In the best of ways, Oxford Originals, the line of products that feature their own sayings and mottos, are pithy and playful. Largely written by Mikoll, they seize the storytelling opportunities of the medium. Mikoll, a veteran of the Buffalo music scene, appreciates the poetic tension of words on a flag. No ordinary canvas, flags are for warnings and declarations. They are weighty icons charged with history. But what happens when a flag says, “You’ll Think of Something,” or “Every Damn Day,” or “Who The Fuck Are They and Who Cares What They Think?”

Like Jenny Holzer’s Truisms, Mikoll’s flags often back us into a corner, confronting us with ideas that beg us to agree or disagree. In doing so, we participate in an act of definition, outlining our view of the world. Yes, we tell ourselves, looking at the flag, I agree: Nobody Wins Unless Everybody Wins. Or Nobody Knows Anything? No, I don’t think that’s true.

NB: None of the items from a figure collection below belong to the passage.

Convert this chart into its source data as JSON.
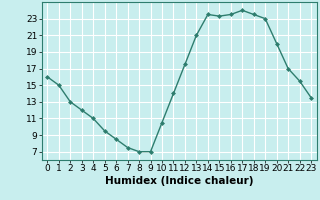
{
  "xlabel": "Humidex (Indice chaleur)",
  "x_values": [
    0,
    1,
    2,
    3,
    4,
    5,
    6,
    7,
    8,
    9,
    10,
    11,
    12,
    13,
    14,
    15,
    16,
    17,
    18,
    19,
    20,
    21,
    22,
    23
  ],
  "y_values": [
    16,
    15,
    13,
    12,
    11,
    9.5,
    8.5,
    7.5,
    7,
    7,
    10.5,
    14,
    17.5,
    21,
    23.5,
    23.3,
    23.5,
    24,
    23.5,
    23,
    20,
    17,
    15.5,
    13.5
  ],
  "ylim": [
    6,
    25
  ],
  "xlim": [
    -0.5,
    23.5
  ],
  "yticks": [
    7,
    9,
    11,
    13,
    15,
    17,
    19,
    21,
    23
  ],
  "xticks": [
    0,
    1,
    2,
    3,
    4,
    5,
    6,
    7,
    8,
    9,
    10,
    11,
    12,
    13,
    14,
    15,
    16,
    17,
    18,
    19,
    20,
    21,
    22,
    23
  ],
  "line_color": "#2e7d6e",
  "marker": "D",
  "marker_size": 2,
  "bg_color": "#c8eeee",
  "grid_color": "#b0dede",
  "line_width": 1.0,
  "tick_fontsize": 6.5,
  "xlabel_fontsize": 7.5
}
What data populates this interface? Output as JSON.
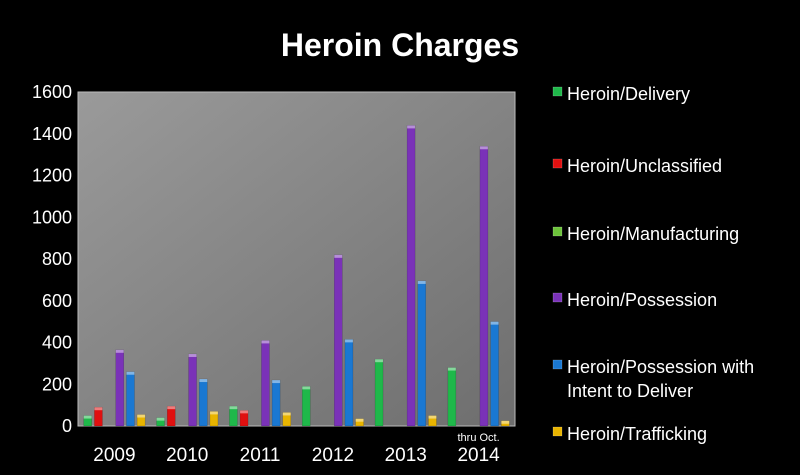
{
  "chart_data": {
    "type": "bar",
    "title": "Heroin Charges",
    "xlabel": "",
    "ylabel": "",
    "ylim": [
      0,
      1600
    ],
    "yticks": [
      0,
      200,
      400,
      600,
      800,
      1000,
      1200,
      1400,
      1600
    ],
    "grid": false,
    "legend_position": "right",
    "categories": [
      "2009",
      "2010",
      "2011",
      "2012",
      "2013",
      "2014"
    ],
    "category_notes": [
      "",
      "",
      "",
      "",
      "",
      "thru Oct."
    ],
    "series": [
      {
        "name": "Heroin/Delivery",
        "color": "#1fb84a",
        "values": [
          50,
          40,
          95,
          190,
          320,
          280
        ]
      },
      {
        "name": "Heroin/Unclassified",
        "color": "#e01010",
        "values": [
          90,
          95,
          75,
          0,
          0,
          0
        ]
      },
      {
        "name": "Heroin/Manufacturing",
        "color": "#6cc23a",
        "values": [
          0,
          0,
          0,
          0,
          0,
          0
        ]
      },
      {
        "name": "Heroin/Possession",
        "color": "#7a32b8",
        "values": [
          365,
          345,
          410,
          820,
          1440,
          1340
        ]
      },
      {
        "name": "Heroin/Possession with Intent to Deliver",
        "color": "#1a78d2",
        "values": [
          260,
          225,
          220,
          415,
          695,
          500
        ]
      },
      {
        "name": "Heroin/Trafficking",
        "color": "#e8b400",
        "values": [
          55,
          70,
          65,
          35,
          50,
          25
        ]
      }
    ]
  }
}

My favorite Oxford Original camp flag: Great Minds Overthink Alike. Or wait, maybe it’s Give a Damn. I’ll have to overthink about it.

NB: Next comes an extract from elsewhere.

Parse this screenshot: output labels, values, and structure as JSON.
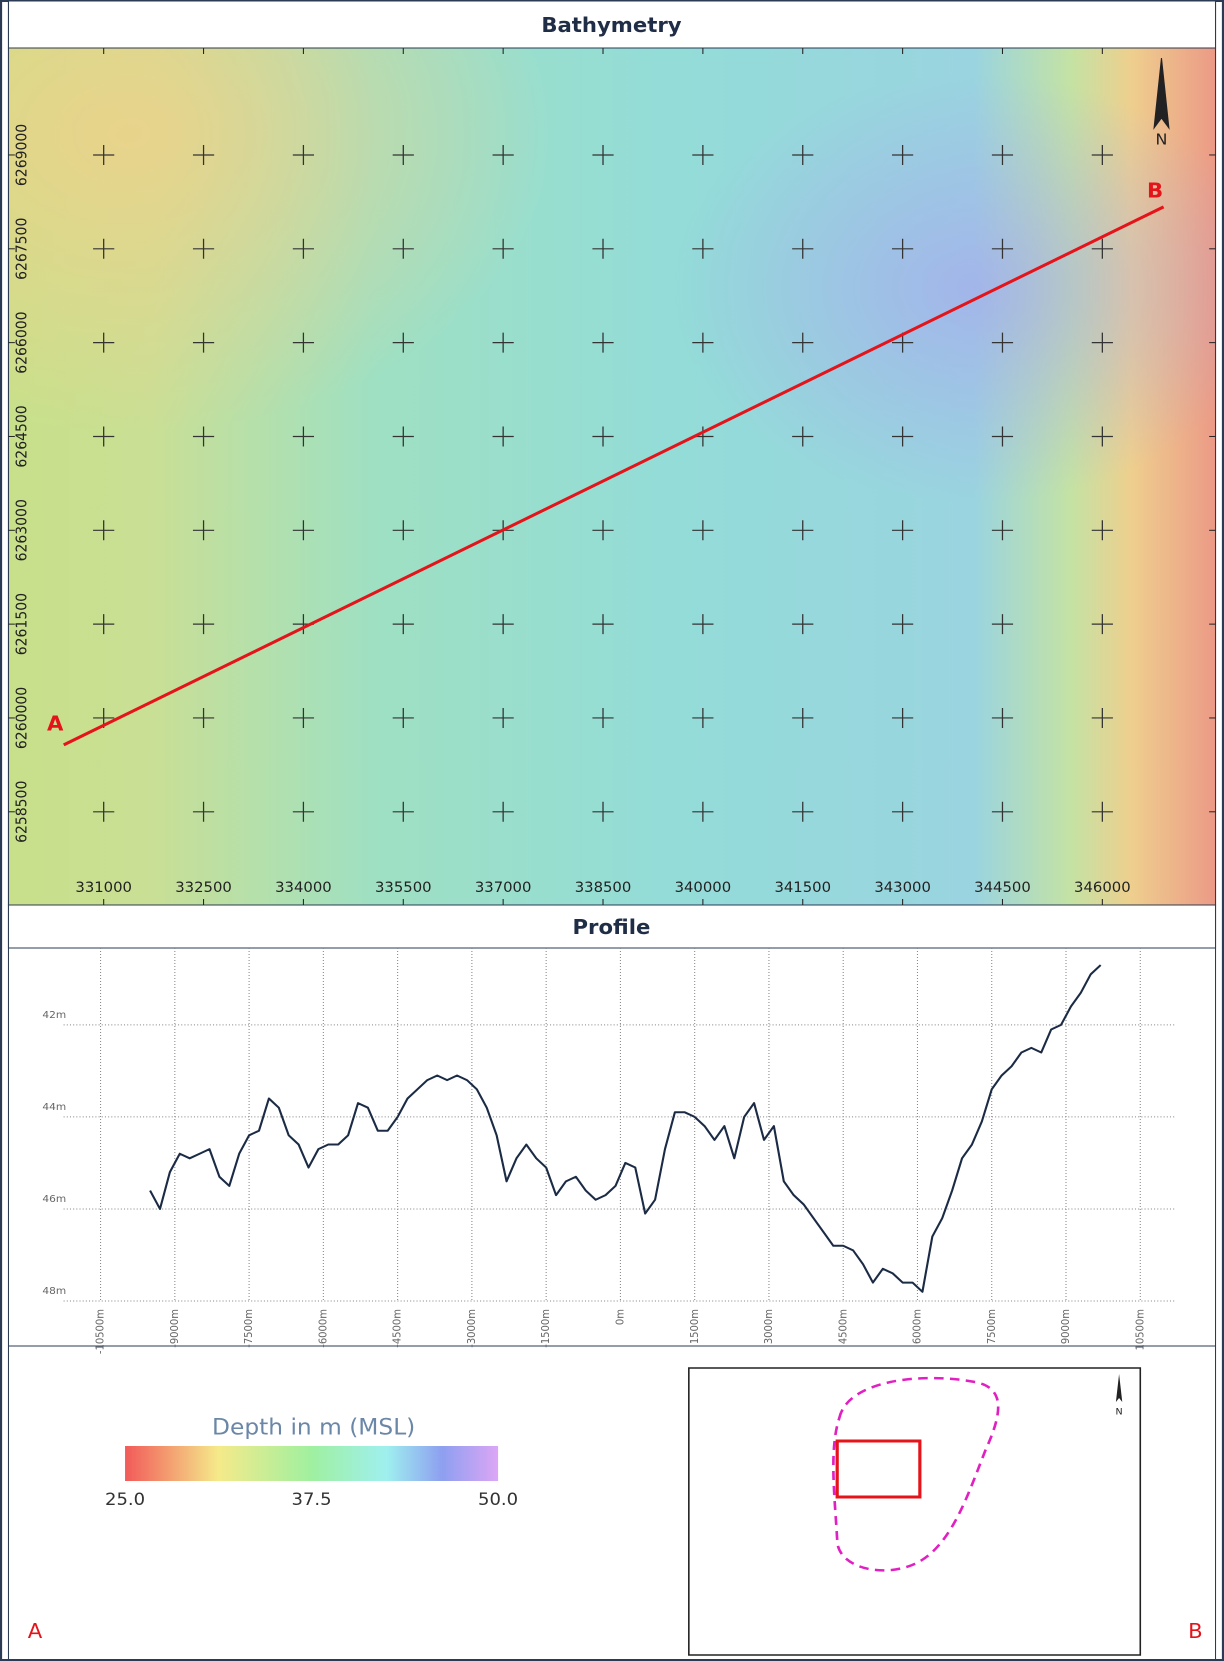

Horesh and Mikoll willingly–celebratorily–participate in capitalism, running a profitable business that employs over forty people. Since the summer of 2025, they’ve been running three eight-hour shifts a day, five days a week. But throughout our conversation it repeatedly felt like moneymaking was the fringe benefit to what they’re actually making: Oxford Pennant. There’s a photo studio on premise, where all the website images are taken. In part, it’s further evidence of the tight control they exercise on the business, but when you’re in the room, looking at a few fake walls and model furniture ready to be rearranged to look like a real living room or bedroom, you realize that you’re looking at a theater set. A paper moon sailing over a cardboard sea that they occasionally bring to life. In so many ways, their work looks like play, like an elaborate game of make believe. The right kind of nostalgia.

 
 

Repeatedly referring to each other as best friends during our conversation, Horesh and Mikoll even once compared their relationship to a marriage. Together, they’ve built a product with instant appeal and infinite application. “We’re very ambitious and we have ideas,” Horesh says, “but I’m not driven at all in any way by trying to win the game.” In the climate of corporate mergers and exponential expansion, this feels like a radical idea, but it’s actually one that, at least instinctively, harkens back to a simpler time, one where companies could co-exist, sell an honest product, and pay their employees an honest living. This is what that sugar-cookie HO-scale miniature on 810 Main Street invokes. I can’t wait to see what they do in Larkinville.

Industrialization and modernity may have set us on a path of increasing alienation. A gentle tug backwards, or homewards, could be healthy if it reminds us of what worked, so that we can, on our forward march, decide what is worth preserving. This was the power of the “Together We Will See It Through” camp flags that Oxford released at the height of the COVID pandemic. Based on a flag from the early-twentieth century, it reminded us that we’ve seen hard times before, and the answers lie on the horizon.

Leaving their Main Street facility, full of hope and optimism, I couldn’t help but feel that there’s a dare implicit in their slogan, one that encourages us to borrow the best from our past to invent, however improbably, a better destination together, one where we could, indeed, celebrate everything.